La méthode est simple et implacable : profile, identifie, désactive, remesure. Les catégories qui posent le plus souvent problème :

  • Plugins de protection de zones mal indexés : chaque pose de bloc déclenche une vérification linéaire sur des milliers de régions.
  • Anti-lag automatiques : ironiquement, certains consomment plus qu'ils n'économisent en scannant les entités chaque tick.
  • Économie / logs avec base SQLite en synchrone : chaque transaction bloque le thread principal. Bascule sur MySQL/MariaDB avec pool de connexions quand le plugin le permet.
  • Plugins de map dynamique : le rendu doit être asynchrone et limité en threads.
  • Scripts personnalisés avec des boucles sur tous les joueurs connectés chaque tick.

Procède par dichotomie : coupe la moitié des plugins, mesure, recoupe. Renomme simplement les .jar en .jar.disabled depuis le gestionnaire de fichiers du panel, puis redémarre. Prends une sauvegarde avant chaque campagne de tests : la fonctionnalité de sauvegarde automatique te permet de revenir en arrière si un plugin d'économie perd ses données.

Choisir le bon core

Passer de Spigot à Paper apporte un gain immédiat sans configuration particulière, grâce aux optimisations de chunks, d'entités et de collisions. Purpur et Pufferfish vont plus loin avec des réglages de tick dynamique. Côté moddé, Fabric avec Lithium, Starlight et FerriteCore réduit sensiblement la charge par rapport à Forge nu. Vérifie toujours la compatibilité de tes plugins avant migration, et consulte la documentation de configuration Paper pour le détail de chaque option.

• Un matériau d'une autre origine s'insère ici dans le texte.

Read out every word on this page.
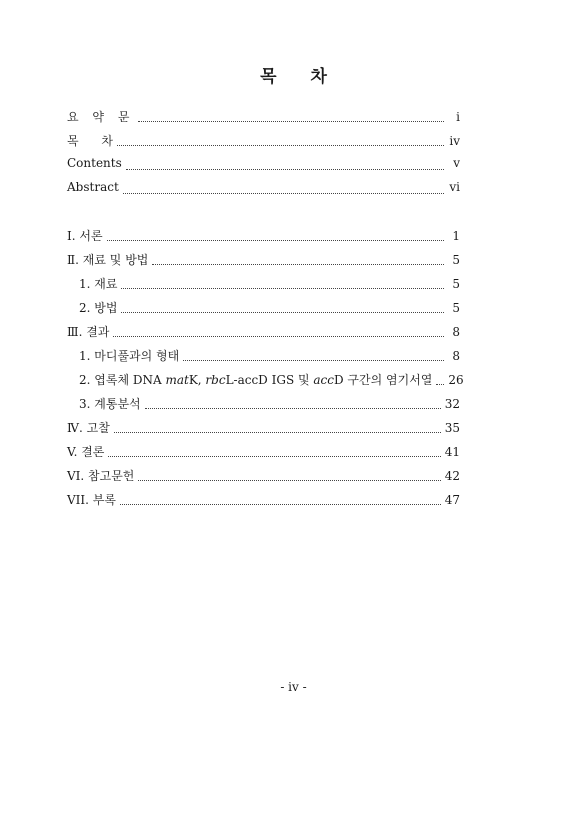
목 차
요 약 문	i
목 차	iv
Contents	v
Abstract	vi
Ⅰ. 서론	1
Ⅱ. 재료 및 방법	5
1. 재료	5
2. 방법	5
Ⅲ. 결과	8
1. 마디풀과의 형태	8
2. 엽록체 DNA matK, rbcL-accD IGS 및 accD 구간의 염기서열 26
3. 계통분석	32
Ⅳ. 고찰	35
V. 결론	41
VI. 참고문헌	42
VII. 부록	47
- iv -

Enfin, garde en tête que le TPS dépend aussi de la machine sous-jacente : un CPU partagé et saturé par d'autres instances plafonne quoi que tu fasses. Les mêmes principes s'appliquent d'ailleurs à d'autres jeux gérés depuis le même panel, comme sur Tous nos serveurs de jeu.



Checklist d'intervention rapide

  1. Relever TPS et MSPT sur 15 minutes avec /spark tps.
  2. Lancer un profiling de 5 minutes pendant un pic de fréquentation.
  3. Vérifier l'occupation du heap et la fréquence des pauses GC.
  4. Réduire view-distance et simulation-distance, redémarrer, remesurer.
  5. Compter les entités par chunk et démanteler ou limiter les fermes abusives.
  6. Désactiver par lots les plugins suspects identifiés dans le rapport spark.
  7. Pré-générer le monde et poser une bordure.
  8. Documenter chaque changement et sa mesure associée.


En résumé

Les chutes de ticks ne se corrigent pas en ajoutant de la mémoire au hasard. On mesure avec spark, on identifie la source exacte, on ajuste distance de vue, entités et plugins, puis on revérifie. Cette boucle mesure-correction-mesure prend une heure et transforme durablement le confort de jeu de ta communauté, sans toucher au gameplay.



FAQ

Pourquoi mon TPS reste à 20 alors que les joueurs signalent du lag ?

Deux causes possibles. Soit le MSPT frôle les 50 ms avec des pics ponctuels invisibles dans la moyenne du TPS : vérifie le percentile 95 avec /spark tps. Soit le problème est réseau et non logique : compare les pings via /spark ping. Un ping élevé chez tous les joueurs pointe vers la connexion, pas vers la charge CPU.

Augmenter la RAM allouée peut-il faire baisser le TPS ?

Oui. Un heap trop grand allonge les cycles du garbage collector : les pauses passent de 50 ms à plusieurs centaines de millisecondes, ce qui provoque des freezes visibles. Alloue le strict nécessaire, garde -Xms égal à -Xmx, et surveille la courbe mémoire dans le panel pour valider ton réglage.

Quelle distance de simulation choisir pour 30 joueurs ?

Une valeur de 4 ou 5 est un bon compromis. Les mobs et cultures restent actifs autour de chaque joueur, tandis que le nombre de chunks tickés chute fortement. Garde view-distance à 8 pour que le paysage reste visible au loin : c'est la simulation, pas l'affichage, qui coûte du temps de calcul.